In waterflooded reservoirs, it is still possible to recover a significant amount of residual oil by enhanced oil recovery. Immiscible water-alternating-gas (WAG) injection is one of the well-established methods for improving oil recovery. However, the mechanism of three-phase flow in the process has not been well understood and prediction of the three-phase permeability has been highly uncertain.

This paper presents the results of immiscible WAG injection in a water-wet micromodel. During immiscible gas injection after an initial waterflood, gas moved through the residual oil paths, and residual oil was pushed either toward the production end of the model or into previously waterflooded channels. Breakthrough of gas occurred at about 0.25 PV for the micromodel used in this work. Further gas injection beyond the breakthough volume increased oil recovery only very slightly. When water was injected following gas injection, it flowed through channels that were created in the initial waterflood. Most of these residual oil that had been pushed into these waterflooded channels by the previous gas injection was produced. The mechanism of gas, oil, and water flow during immiscible WAG injection was analyzed. The observations and analysis provide insight into the flow behavior of a three-phase system in the immiscible WAG process, which is important in the modeling of the process.

Introduction

A problem with gas injection (both miscible and immiscible) is the inherently unfavorable mobility ratio and the resulting poor volumetric sweep in reservoirs. Injection of gas as slugs alternated with water slugs, water-alternating-gas (WAG), is the common practice presently used for controlling gas mobility. The WAG technique is indeed a combination of two oil recovery processes: gas injection and waterflood. However, the use of the combination of the two processes has resulted in some problems that have perplexed the industry since the pilot test studies were implemented in the early 1970s.

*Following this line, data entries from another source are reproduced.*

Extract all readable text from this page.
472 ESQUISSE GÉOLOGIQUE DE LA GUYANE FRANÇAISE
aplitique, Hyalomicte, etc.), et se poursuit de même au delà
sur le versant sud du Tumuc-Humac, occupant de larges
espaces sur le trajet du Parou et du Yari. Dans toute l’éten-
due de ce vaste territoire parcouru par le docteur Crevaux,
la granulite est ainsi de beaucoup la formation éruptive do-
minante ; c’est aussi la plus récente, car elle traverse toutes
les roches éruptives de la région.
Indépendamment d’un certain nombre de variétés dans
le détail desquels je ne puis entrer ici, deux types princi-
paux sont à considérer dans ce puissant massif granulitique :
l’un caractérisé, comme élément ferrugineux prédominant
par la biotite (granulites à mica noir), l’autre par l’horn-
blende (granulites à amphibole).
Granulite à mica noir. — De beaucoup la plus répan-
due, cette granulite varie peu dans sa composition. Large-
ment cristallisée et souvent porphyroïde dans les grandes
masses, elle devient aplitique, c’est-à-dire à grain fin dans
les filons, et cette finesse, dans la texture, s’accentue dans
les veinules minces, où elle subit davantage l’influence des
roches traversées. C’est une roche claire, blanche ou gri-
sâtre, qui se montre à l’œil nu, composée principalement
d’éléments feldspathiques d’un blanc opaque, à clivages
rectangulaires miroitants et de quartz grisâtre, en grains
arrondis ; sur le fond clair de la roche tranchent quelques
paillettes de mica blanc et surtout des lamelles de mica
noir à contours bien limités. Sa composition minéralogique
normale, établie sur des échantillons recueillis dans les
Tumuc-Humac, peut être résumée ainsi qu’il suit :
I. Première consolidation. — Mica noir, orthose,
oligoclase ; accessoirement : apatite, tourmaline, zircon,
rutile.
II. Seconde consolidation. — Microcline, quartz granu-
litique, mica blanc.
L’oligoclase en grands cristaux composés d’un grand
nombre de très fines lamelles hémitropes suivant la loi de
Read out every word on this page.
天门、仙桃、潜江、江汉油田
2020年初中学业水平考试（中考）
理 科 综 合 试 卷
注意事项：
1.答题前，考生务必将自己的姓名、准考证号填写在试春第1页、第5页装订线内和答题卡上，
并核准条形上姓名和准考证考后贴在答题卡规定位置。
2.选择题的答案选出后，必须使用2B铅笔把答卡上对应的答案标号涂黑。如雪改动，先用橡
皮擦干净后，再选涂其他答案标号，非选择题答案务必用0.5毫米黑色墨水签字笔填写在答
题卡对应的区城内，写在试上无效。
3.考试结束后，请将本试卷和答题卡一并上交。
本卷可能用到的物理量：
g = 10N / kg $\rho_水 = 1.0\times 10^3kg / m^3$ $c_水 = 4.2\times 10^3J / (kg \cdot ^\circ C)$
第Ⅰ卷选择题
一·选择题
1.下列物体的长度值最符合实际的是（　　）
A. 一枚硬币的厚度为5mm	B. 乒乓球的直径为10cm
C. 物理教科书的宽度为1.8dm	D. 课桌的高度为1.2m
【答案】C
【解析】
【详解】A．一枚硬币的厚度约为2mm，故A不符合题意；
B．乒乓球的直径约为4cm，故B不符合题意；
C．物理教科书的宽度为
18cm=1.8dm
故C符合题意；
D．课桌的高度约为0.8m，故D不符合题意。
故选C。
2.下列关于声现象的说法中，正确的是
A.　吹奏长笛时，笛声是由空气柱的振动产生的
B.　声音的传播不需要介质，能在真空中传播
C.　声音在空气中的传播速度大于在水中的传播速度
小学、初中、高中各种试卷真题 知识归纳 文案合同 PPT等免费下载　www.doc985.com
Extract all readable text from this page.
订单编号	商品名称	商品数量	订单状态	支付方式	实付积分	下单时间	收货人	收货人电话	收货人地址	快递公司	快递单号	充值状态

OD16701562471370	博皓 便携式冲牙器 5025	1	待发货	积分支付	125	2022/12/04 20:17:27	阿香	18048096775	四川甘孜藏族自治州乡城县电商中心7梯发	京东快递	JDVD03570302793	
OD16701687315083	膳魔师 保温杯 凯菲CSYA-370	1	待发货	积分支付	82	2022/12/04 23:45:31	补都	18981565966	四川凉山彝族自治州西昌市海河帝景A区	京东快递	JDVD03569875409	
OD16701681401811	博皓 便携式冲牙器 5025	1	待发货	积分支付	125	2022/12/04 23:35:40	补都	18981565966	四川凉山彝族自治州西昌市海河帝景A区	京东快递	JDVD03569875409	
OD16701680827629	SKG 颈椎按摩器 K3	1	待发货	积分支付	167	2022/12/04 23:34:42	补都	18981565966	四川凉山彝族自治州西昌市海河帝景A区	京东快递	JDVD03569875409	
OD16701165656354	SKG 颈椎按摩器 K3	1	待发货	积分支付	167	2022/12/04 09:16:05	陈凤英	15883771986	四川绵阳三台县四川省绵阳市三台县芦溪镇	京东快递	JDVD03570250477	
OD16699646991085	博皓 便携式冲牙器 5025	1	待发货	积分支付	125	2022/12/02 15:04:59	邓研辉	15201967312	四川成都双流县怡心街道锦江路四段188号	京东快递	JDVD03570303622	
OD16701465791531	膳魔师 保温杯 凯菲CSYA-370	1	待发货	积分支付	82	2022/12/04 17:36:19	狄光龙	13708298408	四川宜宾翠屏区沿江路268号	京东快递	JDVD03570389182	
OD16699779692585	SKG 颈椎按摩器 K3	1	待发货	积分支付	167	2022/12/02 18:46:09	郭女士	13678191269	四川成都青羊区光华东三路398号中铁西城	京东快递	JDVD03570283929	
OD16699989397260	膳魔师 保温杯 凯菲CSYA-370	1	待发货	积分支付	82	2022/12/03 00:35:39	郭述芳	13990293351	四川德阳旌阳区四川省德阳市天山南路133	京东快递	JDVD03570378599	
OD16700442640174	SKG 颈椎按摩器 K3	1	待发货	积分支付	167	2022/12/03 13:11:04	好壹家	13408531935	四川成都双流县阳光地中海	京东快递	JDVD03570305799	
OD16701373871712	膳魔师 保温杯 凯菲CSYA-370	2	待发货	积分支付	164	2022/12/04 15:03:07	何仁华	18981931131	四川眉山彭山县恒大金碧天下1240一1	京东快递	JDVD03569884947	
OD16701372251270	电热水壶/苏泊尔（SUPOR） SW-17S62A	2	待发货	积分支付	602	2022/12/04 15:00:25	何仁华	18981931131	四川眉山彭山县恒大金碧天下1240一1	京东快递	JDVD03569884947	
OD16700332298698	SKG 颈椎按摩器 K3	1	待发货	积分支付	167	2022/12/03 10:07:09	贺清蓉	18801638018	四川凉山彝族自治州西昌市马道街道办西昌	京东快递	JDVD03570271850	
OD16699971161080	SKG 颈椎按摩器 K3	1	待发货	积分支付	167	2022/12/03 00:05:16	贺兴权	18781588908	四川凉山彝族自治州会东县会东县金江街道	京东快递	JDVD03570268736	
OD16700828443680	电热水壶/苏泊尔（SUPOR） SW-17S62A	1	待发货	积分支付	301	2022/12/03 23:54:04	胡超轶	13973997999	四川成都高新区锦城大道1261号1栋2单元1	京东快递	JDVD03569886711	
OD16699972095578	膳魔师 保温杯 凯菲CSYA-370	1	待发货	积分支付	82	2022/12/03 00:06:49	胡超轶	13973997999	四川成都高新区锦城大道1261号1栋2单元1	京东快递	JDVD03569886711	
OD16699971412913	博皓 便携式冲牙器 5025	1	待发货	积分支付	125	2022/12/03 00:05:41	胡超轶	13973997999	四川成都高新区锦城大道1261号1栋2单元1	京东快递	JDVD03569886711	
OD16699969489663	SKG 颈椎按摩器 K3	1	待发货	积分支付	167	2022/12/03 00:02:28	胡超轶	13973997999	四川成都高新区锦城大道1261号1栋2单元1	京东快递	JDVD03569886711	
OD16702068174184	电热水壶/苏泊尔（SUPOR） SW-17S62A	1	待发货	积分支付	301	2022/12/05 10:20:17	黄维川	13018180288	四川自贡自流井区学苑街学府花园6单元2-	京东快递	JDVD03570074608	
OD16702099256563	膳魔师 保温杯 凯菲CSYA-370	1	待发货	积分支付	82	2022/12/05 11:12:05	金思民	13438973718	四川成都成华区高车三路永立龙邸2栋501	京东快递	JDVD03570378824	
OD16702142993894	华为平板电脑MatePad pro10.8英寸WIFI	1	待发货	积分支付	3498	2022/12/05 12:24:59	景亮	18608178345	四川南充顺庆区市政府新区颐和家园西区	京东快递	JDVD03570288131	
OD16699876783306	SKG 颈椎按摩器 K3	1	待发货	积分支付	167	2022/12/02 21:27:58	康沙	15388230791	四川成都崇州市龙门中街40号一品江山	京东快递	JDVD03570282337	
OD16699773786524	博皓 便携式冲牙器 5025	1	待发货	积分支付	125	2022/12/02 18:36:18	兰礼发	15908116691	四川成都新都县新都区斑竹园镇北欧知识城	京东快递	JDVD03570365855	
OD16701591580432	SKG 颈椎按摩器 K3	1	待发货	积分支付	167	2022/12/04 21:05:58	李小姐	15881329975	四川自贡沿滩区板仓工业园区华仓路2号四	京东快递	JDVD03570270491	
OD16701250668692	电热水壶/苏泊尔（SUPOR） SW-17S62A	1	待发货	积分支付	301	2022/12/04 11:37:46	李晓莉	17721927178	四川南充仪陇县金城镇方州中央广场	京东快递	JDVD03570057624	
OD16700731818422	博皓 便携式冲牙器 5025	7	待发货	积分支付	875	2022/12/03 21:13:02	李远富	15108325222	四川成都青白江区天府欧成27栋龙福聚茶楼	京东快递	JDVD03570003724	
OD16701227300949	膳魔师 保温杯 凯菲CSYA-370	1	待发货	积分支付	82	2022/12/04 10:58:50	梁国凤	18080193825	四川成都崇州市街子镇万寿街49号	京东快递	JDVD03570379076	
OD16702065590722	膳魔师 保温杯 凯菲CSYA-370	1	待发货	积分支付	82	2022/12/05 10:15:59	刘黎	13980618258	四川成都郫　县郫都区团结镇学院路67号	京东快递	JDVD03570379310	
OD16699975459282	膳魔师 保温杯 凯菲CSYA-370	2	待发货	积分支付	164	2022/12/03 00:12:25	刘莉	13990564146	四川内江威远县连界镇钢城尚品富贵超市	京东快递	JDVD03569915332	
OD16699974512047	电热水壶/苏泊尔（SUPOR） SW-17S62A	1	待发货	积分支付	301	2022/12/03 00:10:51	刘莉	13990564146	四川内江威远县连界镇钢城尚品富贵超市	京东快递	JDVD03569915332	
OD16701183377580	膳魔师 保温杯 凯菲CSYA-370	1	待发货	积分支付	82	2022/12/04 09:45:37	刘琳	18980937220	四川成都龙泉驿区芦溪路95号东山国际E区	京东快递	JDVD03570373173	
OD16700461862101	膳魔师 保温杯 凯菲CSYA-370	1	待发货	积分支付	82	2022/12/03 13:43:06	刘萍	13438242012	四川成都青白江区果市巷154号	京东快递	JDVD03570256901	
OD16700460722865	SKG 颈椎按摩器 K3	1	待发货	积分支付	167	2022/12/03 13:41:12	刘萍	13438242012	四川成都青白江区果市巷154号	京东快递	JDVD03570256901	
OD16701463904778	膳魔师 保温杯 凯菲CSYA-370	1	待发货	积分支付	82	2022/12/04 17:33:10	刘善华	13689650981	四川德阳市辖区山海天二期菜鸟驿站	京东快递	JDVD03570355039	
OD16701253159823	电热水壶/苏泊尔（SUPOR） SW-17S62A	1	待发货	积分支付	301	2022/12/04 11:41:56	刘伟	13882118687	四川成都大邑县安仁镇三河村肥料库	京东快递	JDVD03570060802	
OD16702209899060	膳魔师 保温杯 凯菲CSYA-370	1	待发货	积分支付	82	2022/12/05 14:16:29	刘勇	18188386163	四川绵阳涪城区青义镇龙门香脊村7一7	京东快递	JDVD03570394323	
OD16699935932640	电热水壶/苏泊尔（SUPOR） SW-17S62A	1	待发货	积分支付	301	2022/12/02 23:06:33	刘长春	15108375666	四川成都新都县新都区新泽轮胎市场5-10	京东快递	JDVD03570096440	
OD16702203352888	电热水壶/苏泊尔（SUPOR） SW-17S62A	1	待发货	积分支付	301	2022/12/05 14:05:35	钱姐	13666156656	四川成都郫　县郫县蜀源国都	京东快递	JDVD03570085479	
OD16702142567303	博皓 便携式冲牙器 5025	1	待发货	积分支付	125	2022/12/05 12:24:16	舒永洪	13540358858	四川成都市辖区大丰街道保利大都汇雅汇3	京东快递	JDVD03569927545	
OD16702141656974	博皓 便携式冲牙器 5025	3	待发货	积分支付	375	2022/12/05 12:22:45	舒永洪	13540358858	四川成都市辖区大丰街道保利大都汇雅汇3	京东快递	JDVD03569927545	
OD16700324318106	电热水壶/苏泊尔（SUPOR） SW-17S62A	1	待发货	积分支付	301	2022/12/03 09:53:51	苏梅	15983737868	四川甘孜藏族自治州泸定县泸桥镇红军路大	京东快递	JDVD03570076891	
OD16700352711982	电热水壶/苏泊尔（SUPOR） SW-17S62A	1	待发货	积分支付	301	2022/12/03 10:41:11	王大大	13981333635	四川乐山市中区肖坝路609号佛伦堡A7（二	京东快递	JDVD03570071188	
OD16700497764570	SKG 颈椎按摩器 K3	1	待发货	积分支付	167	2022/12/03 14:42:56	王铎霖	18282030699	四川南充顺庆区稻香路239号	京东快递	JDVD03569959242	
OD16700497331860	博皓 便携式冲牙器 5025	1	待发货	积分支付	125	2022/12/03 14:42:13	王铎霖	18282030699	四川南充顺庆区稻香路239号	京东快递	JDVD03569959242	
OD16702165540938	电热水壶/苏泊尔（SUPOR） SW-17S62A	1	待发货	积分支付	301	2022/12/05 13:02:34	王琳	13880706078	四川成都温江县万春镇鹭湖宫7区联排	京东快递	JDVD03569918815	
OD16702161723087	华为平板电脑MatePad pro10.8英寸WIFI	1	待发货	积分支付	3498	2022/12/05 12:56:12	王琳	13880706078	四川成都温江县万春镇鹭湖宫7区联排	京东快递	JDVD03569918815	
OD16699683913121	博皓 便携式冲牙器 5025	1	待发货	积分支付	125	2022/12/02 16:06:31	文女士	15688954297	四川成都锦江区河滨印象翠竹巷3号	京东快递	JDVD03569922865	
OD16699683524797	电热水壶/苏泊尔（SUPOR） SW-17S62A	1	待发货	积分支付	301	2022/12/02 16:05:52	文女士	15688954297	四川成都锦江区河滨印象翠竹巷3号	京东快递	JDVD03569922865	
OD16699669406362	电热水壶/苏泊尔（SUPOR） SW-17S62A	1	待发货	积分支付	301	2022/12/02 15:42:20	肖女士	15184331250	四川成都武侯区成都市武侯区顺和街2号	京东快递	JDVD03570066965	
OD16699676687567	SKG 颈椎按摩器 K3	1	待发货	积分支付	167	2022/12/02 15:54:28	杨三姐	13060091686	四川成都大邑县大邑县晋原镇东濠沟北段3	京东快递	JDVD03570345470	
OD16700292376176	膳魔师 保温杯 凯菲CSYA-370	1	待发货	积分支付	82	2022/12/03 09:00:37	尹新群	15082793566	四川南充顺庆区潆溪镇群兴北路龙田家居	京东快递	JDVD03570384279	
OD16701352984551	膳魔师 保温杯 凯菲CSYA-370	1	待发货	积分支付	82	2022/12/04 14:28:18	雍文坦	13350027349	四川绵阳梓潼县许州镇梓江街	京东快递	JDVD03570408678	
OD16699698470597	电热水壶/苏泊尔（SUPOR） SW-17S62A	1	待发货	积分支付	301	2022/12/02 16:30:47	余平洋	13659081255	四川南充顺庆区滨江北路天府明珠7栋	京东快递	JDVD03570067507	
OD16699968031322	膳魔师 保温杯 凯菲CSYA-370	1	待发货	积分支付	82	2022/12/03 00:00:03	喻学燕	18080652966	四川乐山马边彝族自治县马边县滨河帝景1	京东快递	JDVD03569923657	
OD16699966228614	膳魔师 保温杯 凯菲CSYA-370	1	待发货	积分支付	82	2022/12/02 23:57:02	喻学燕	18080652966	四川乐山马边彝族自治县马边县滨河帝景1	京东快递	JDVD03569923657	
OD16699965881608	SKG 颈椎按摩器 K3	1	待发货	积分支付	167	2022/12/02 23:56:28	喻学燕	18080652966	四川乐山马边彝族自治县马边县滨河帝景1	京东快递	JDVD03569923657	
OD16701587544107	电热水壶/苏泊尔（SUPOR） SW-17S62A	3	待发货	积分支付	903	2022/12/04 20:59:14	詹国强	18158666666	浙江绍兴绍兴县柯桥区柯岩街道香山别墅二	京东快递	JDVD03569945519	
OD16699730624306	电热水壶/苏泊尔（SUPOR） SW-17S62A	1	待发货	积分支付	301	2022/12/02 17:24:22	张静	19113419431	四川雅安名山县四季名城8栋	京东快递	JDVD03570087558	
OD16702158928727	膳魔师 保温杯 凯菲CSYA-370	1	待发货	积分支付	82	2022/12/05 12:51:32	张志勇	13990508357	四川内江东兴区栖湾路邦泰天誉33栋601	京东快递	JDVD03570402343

In the immiscible gas injection process, the portion of the injected gas dissolved in the oil reduces the oil viscosity. In addition to reducing viscosity, the dissolved gas also swells the oil, so for a given fixed residual oil saturation, less stock tank oil remains after a waterflood. These two mechanisms have been demonstrated by numerous laboratory PVT and coreflood tests. Laboratory coreflood experiments also showed that the free gas displacement is a very important mechanism for immiscible gas injection. Analysis of results from a tertiary CO2 injection field test revealed that incremental oil production by immiscible CO2 injection has two components.1 The first is an instantaneous response, probably resulting from gas displacing oil that was not being displaced by water. The second component is the long-term effect caused by viscosity reduction, swelling, and relative permeability alteration. The mechanism of instantaneous response, i.e., a sharp increase in the oil production rate during a CO2 slug injection, is still not well understood. Spival et al.1 also realized that N2 contained in the CO2 stream is a complicating factor that reduces the solubility of CO2 in the oil and, on the other hand, may decrease the residual oil saturation by being trapped in the reservoir.